Mit einem zeitlichen Sprung in das Mittelalter erzähle ich eine Geschichte, die für die Gestaltung dieses Mahles in der mittelalterlichen Frömmigkeit bedeutsam, aber wenig bekannt ist. Es war die Einrichtung eines „feierliche Festes des heiligen Leibes Christi“. Der Papst Urban IV wollte das Anliegen einer tieferen, innerlichen Frömmigkeit, die sich an der Eucharistie orientierte, aufnehmen. Die Anfrage und den Entwurf für die Feier sandte ihm eine „Laienfrau“ – Juliane von Cornillon in Lüttich, die er von dort her kannte und schätzte. Er schrieb jedoch dem Magister Thomas von Aquin und dieser bereicherte die Feier um wunderschöne, tiefsinnige Poesie zur Verehrung des geweihten Brotes und Weines als des Leibes und Blutes Jesu Christi. Anders als die Laienfrau zentrierte er die Feier jedoch ganz auf die Handlungen durch den Priester, der an die Stelle Christi tritt.

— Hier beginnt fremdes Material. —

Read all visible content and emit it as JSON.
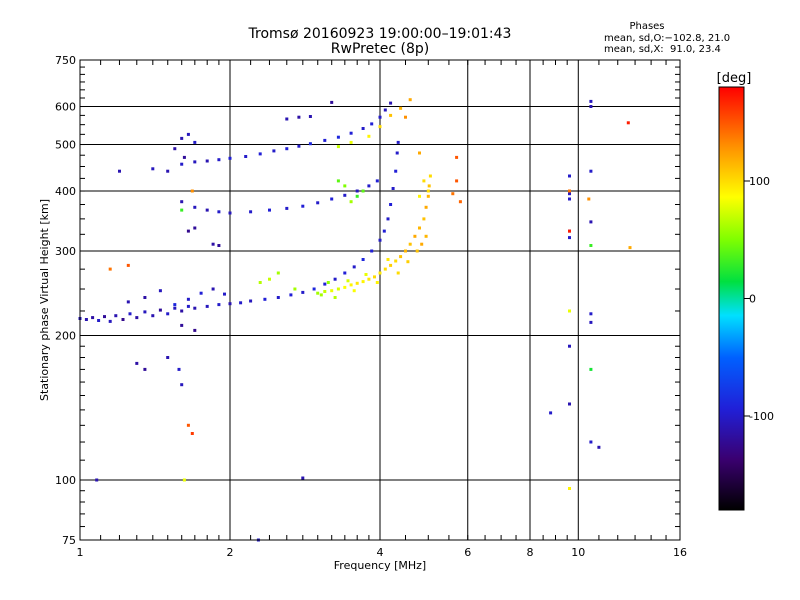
{
  "chart_data": {
    "type": "scatter",
    "title": "Tromsø 20160923 19:00:00–19:01:43",
    "subtitle": "RwPretec (8p)",
    "xlabel": "Frequency [MHz]",
    "ylabel": "Stationary phase Virtual Height [km]",
    "xscale": "log",
    "yscale": "log",
    "xlim": [
      1,
      16
    ],
    "ylim": [
      75,
      750
    ],
    "xticks": [
      1,
      2,
      4,
      6,
      8,
      10,
      16
    ],
    "yticks": [
      75,
      100,
      200,
      300,
      400,
      500,
      600,
      750
    ],
    "grid": true,
    "phases_box": {
      "heading": "Phases",
      "line_o": "mean, sd,O:−102.8, 21.0",
      "line_x": "mean, sd,X:  91.0, 23.4"
    },
    "colorbar": {
      "label": "[deg]",
      "range": [
        -180,
        180
      ],
      "ticks": [
        100,
        0,
        -100
      ]
    },
    "series": [
      {
        "color": "phase",
        "points": [
          [
            1.0,
            217,
            -105
          ],
          [
            1.03,
            216,
            -110
          ],
          [
            1.06,
            218,
            -115
          ],
          [
            1.09,
            215,
            -100
          ],
          [
            1.12,
            219,
            -120
          ],
          [
            1.15,
            214,
            -105
          ],
          [
            1.18,
            220,
            -110
          ],
          [
            1.22,
            216,
            -125
          ],
          [
            1.26,
            222,
            -100
          ],
          [
            1.3,
            218,
            -115
          ],
          [
            1.35,
            224,
            -105
          ],
          [
            1.4,
            220,
            -110
          ],
          [
            1.45,
            226,
            -120
          ],
          [
            1.5,
            222,
            -100
          ],
          [
            1.55,
            228,
            -105
          ],
          [
            1.6,
            225,
            -115
          ],
          [
            1.65,
            230,
            -100
          ],
          [
            1.7,
            228,
            -110
          ],
          [
            1.8,
            230,
            -105
          ],
          [
            1.9,
            232,
            -100
          ],
          [
            2.0,
            233,
            -110
          ],
          [
            2.1,
            234,
            -100
          ],
          [
            2.2,
            236,
            -105
          ],
          [
            2.35,
            238,
            -95
          ],
          [
            2.5,
            240,
            -100
          ],
          [
            2.65,
            243,
            -95
          ],
          [
            2.8,
            246,
            -100
          ],
          [
            2.95,
            250,
            -90
          ],
          [
            3.1,
            256,
            -95
          ],
          [
            3.25,
            262,
            -100
          ],
          [
            3.4,
            270,
            -95
          ],
          [
            3.55,
            278,
            -100
          ],
          [
            3.7,
            288,
            -90
          ],
          [
            3.85,
            300,
            -95
          ],
          [
            4.0,
            316,
            -100
          ],
          [
            4.08,
            330,
            -95
          ],
          [
            4.15,
            350,
            -100
          ],
          [
            4.2,
            375,
            -95
          ],
          [
            4.25,
            405,
            -100
          ],
          [
            4.3,
            440,
            -95
          ],
          [
            4.33,
            480,
            -100
          ],
          [
            4.35,
            505,
            -100
          ],
          [
            1.55,
            232,
            -90
          ],
          [
            1.65,
            238,
            -100
          ],
          [
            1.75,
            245,
            -95
          ],
          [
            1.85,
            250,
            -110
          ],
          [
            1.95,
            244,
            -100
          ],
          [
            1.45,
            248,
            -105
          ],
          [
            1.35,
            240,
            -115
          ],
          [
            1.25,
            235,
            -110
          ],
          [
            1.6,
            210,
            -120
          ],
          [
            1.7,
            205,
            -125
          ],
          [
            1.4,
            445,
            -105
          ],
          [
            1.5,
            440,
            -110
          ],
          [
            1.6,
            455,
            -100
          ],
          [
            1.7,
            460,
            -105
          ],
          [
            1.8,
            462,
            -110
          ],
          [
            1.9,
            465,
            -100
          ],
          [
            2.0,
            468,
            -95
          ],
          [
            2.15,
            472,
            -100
          ],
          [
            2.3,
            478,
            -95
          ],
          [
            2.45,
            485,
            -100
          ],
          [
            2.6,
            490,
            -95
          ],
          [
            2.75,
            496,
            -100
          ],
          [
            2.9,
            502,
            -90
          ],
          [
            3.1,
            510,
            -95
          ],
          [
            3.3,
            518,
            -90
          ],
          [
            3.5,
            528,
            -95
          ],
          [
            3.7,
            540,
            -100
          ],
          [
            3.85,
            552,
            -95
          ],
          [
            4.0,
            570,
            -100
          ],
          [
            4.1,
            590,
            -105
          ],
          [
            4.2,
            610,
            -110
          ],
          [
            1.6,
            515,
            -110
          ],
          [
            1.65,
            525,
            -105
          ],
          [
            1.7,
            505,
            -100
          ],
          [
            1.55,
            490,
            -115
          ],
          [
            1.62,
            470,
            -120
          ],
          [
            1.6,
            380,
            -110
          ],
          [
            1.7,
            370,
            -105
          ],
          [
            1.8,
            365,
            -110
          ],
          [
            1.9,
            362,
            -100
          ],
          [
            2.0,
            360,
            -105
          ],
          [
            2.2,
            362,
            -100
          ],
          [
            2.4,
            365,
            -95
          ],
          [
            2.6,
            368,
            -100
          ],
          [
            2.8,
            372,
            -95
          ],
          [
            3.0,
            378,
            -100
          ],
          [
            3.2,
            385,
            -95
          ],
          [
            3.4,
            392,
            -100
          ],
          [
            3.6,
            400,
            -105
          ],
          [
            3.8,
            410,
            -100
          ],
          [
            3.95,
            420,
            -95
          ],
          [
            2.6,
            565,
            -110
          ],
          [
            2.75,
            570,
            -115
          ],
          [
            2.9,
            572,
            -110
          ],
          [
            3.2,
            612,
            -120
          ],
          [
            1.2,
            440,
            -110
          ],
          [
            1.7,
            335,
            -120
          ],
          [
            1.65,
            330,
            -125
          ],
          [
            1.85,
            310,
            -115
          ],
          [
            1.9,
            308,
            -120
          ],
          [
            1.08,
            100,
            -110
          ],
          [
            1.3,
            175,
            -115
          ],
          [
            1.35,
            170,
            -120
          ],
          [
            1.5,
            180,
            -110
          ],
          [
            1.58,
            170,
            -100
          ],
          [
            1.6,
            158,
            -105
          ],
          [
            2.28,
            75,
            -100
          ],
          [
            2.8,
            101,
            -110
          ],
          [
            8.8,
            138,
            -100
          ],
          [
            9.6,
            144,
            -110
          ],
          [
            9.6,
            190,
            -105
          ],
          [
            9.6,
            320,
            -100
          ],
          [
            9.6,
            330,
            -110
          ],
          [
            9.6,
            385,
            -100
          ],
          [
            9.6,
            395,
            -105
          ],
          [
            9.6,
            430,
            -100
          ],
          [
            10.6,
            222,
            -100
          ],
          [
            10.6,
            213,
            -105
          ],
          [
            10.6,
            345,
            -110
          ],
          [
            10.6,
            440,
            -100
          ],
          [
            10.6,
            615,
            -105
          ],
          [
            10.6,
            600,
            -110
          ],
          [
            10.6,
            120,
            -100
          ],
          [
            11.0,
            117,
            -110
          ]
        ]
      },
      {
        "color": "phase",
        "points": [
          [
            3.0,
            245,
            60
          ],
          [
            3.1,
            247,
            70
          ],
          [
            3.2,
            248,
            80
          ],
          [
            3.3,
            250,
            75
          ],
          [
            3.4,
            252,
            85
          ],
          [
            3.5,
            255,
            90
          ],
          [
            3.6,
            257,
            95
          ],
          [
            3.7,
            259,
            90
          ],
          [
            3.8,
            262,
            95
          ],
          [
            3.9,
            265,
            100
          ],
          [
            4.0,
            270,
            95
          ],
          [
            4.1,
            275,
            100
          ],
          [
            4.2,
            280,
            105
          ],
          [
            4.3,
            286,
            100
          ],
          [
            4.4,
            292,
            110
          ],
          [
            4.5,
            300,
            115
          ],
          [
            4.6,
            310,
            110
          ],
          [
            4.7,
            322,
            120
          ],
          [
            4.8,
            335,
            115
          ],
          [
            4.9,
            350,
            110
          ],
          [
            4.95,
            370,
            120
          ],
          [
            5.0,
            390,
            115
          ],
          [
            5.02,
            410,
            110
          ],
          [
            5.05,
            430,
            100
          ],
          [
            3.05,
            243,
            60
          ],
          [
            3.15,
            258,
            55
          ],
          [
            3.25,
            240,
            65
          ],
          [
            3.45,
            260,
            75
          ],
          [
            3.55,
            248,
            85
          ],
          [
            3.75,
            268,
            80
          ],
          [
            3.95,
            258,
            90
          ],
          [
            4.15,
            288,
            95
          ],
          [
            4.35,
            270,
            100
          ],
          [
            4.55,
            285,
            105
          ],
          [
            4.75,
            300,
            110
          ],
          [
            4.85,
            310,
            120
          ],
          [
            4.95,
            322,
            115
          ],
          [
            2.4,
            262,
            70
          ],
          [
            2.5,
            270,
            60
          ],
          [
            2.3,
            258,
            65
          ],
          [
            2.7,
            250,
            60
          ],
          [
            3.3,
            495,
            70
          ],
          [
            3.5,
            505,
            80
          ],
          [
            3.8,
            520,
            90
          ],
          [
            4.0,
            545,
            100
          ],
          [
            4.2,
            575,
            110
          ],
          [
            4.4,
            595,
            115
          ],
          [
            4.6,
            620,
            120
          ],
          [
            3.3,
            420,
            40
          ],
          [
            3.4,
            410,
            50
          ],
          [
            3.6,
            390,
            30
          ],
          [
            3.7,
            400,
            40
          ],
          [
            3.5,
            380,
            60
          ],
          [
            4.8,
            390,
            90
          ],
          [
            5.0,
            400,
            100
          ],
          [
            4.9,
            420,
            100
          ],
          [
            5.6,
            395,
            140
          ],
          [
            5.7,
            420,
            150
          ],
          [
            5.8,
            380,
            145
          ],
          [
            5.7,
            470,
            150
          ],
          [
            4.5,
            570,
            130
          ],
          [
            4.8,
            480,
            120
          ],
          [
            9.6,
            330,
            170
          ],
          [
            9.6,
            225,
            80
          ],
          [
            9.6,
            400,
            140
          ],
          [
            9.6,
            96,
            90
          ],
          [
            10.5,
            385,
            130
          ],
          [
            10.6,
            170,
            20
          ],
          [
            10.6,
            308,
            30
          ],
          [
            12.6,
            555,
            170
          ],
          [
            12.7,
            305,
            120
          ],
          [
            1.65,
            130,
            150
          ],
          [
            1.68,
            125,
            160
          ],
          [
            1.6,
            365,
            30
          ],
          [
            1.62,
            100,
            80
          ],
          [
            1.68,
            400,
            130
          ],
          [
            1.15,
            275,
            140
          ],
          [
            1.25,
            280,
            150
          ]
        ]
      }
    ]
  }
}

Im rheinischen Raum vergaß man aber das Anliegen der Juliane von Lüttich nicht, das Sakrament näher an die Verehrung der Gläubigen heranzuführen. Daher zog man an dem neuen Festtag in Köln nach der Liturgie in der Kirche mit der Hostie, dem geweihten Brot, dessen Substanz nun Jesus Christus selbst war, nach draußen auf die Straßen und Plätze der Stadt. So wurde das „Fronleichnamsfest“ ein Volksfest. Die Geschichte lässt sich so zusammenfassen: Klerus und Volk wurden unter Kirche, wo der Klerus die Feier dominierte, und Straße „für das Volk“ aufgeteilt.

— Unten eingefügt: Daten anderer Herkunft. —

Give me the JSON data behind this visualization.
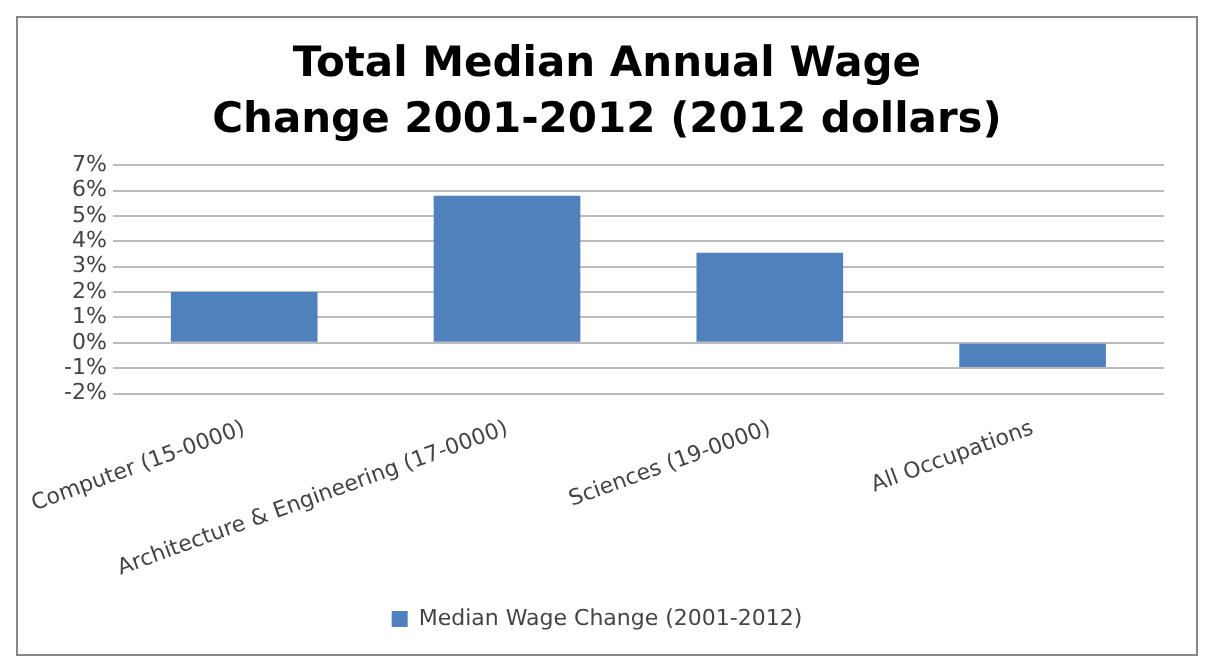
{
  "chart_data": {
    "type": "bar",
    "title": "Total Median Annual Wage Change 2001-2012 (2012 dollars)",
    "categories": [
      "Computer (15-0000)",
      "Architecture & Engineering (17-0000)",
      "Sciences (19-0000)",
      "All Occupations"
    ],
    "series": [
      {
        "name": "Median Wage Change (2001-2012)",
        "color": "#4f81bd",
        "values": [
          2.0,
          5.8,
          3.55,
          -0.95
        ]
      }
    ],
    "ylim": [
      -2,
      7
    ],
    "yticks": [
      {
        "value": -2,
        "label": "-2%"
      },
      {
        "value": -1,
        "label": "-1%"
      },
      {
        "value": 0,
        "label": "0%"
      },
      {
        "value": 1,
        "label": "1%"
      },
      {
        "value": 2,
        "label": "2%"
      },
      {
        "value": 3,
        "label": "3%"
      },
      {
        "value": 4,
        "label": "4%"
      },
      {
        "value": 5,
        "label": "5%"
      },
      {
        "value": 6,
        "label": "6%"
      },
      {
        "value": 7,
        "label": "7%"
      }
    ],
    "grid": "y",
    "legend": "bottom"
  }
}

Eine andere, bereits selbst erlebte, Geschichte: Als der berühmte Konzilstheologe Edward Schillebeeckx (*1914), Träger des Erasmuspreises, Dominikaner wie Thomas von Aquin 2009 gestorben war, fand zu seinem Gedächtnis in der großen Dominikanerkirche in Nijmegen eine Feier statt, an der ich auch teilnahm. Die Einsetzungsworte über das Brot und den Wein als heilige Zeichen („Sakrament“) der bleibenden Anwesenheit Jesu Christi unter den Gläubigen, wurden von der Gemeinde selbst laut gesungen, also nicht von den Priestern. Das hat mich tief beeindruckt.
Eine dritte Geschichte: Als ich mit meiner Familie 1981 in ein evangelisches Dorf in die Nähe von Rottenburg a.N., der kleinen katholischen Bischofstadt, zog, beauftragte der zuständige Dompfarrer von Rottenburg mich (Laie, aber katholischer Theologieprofessor in Tübingen) damit, in der evangelischen Kirche einen Sonntagsgottesdienst als „Wortgottdienst mit Kommunionfeier“ zu halten. Meine Frau und ich bestanden auf einem anschließenden gemeinsamen Mahl. Es war eine Einheit des Mahles.
Die Beharrung auf priesterlich geleiteten Gottesdiensten erzeugt in der Kirche den Druck, die Priesterweihe auch für verheiratete Männer und Frauen zu öffnen. Auch wenn man einer solchen Entwicklung wie ich zustimmt: die Distanz zwischen Amt und Volk wird allein dadurch nicht verringert. Man darf fragen, ob sich deshalb die Kirchen wieder mehr füllen werden. Die Antwort ist: leider nein. Denn die leise Wiederkehr der Religion als Bedürfnis denkender und fühlender Menschen geht nicht diesen Weg. Es geht um andere Gemeinschaftserlebnisse und um die Einbettung der Gedächtnisfeier in diese.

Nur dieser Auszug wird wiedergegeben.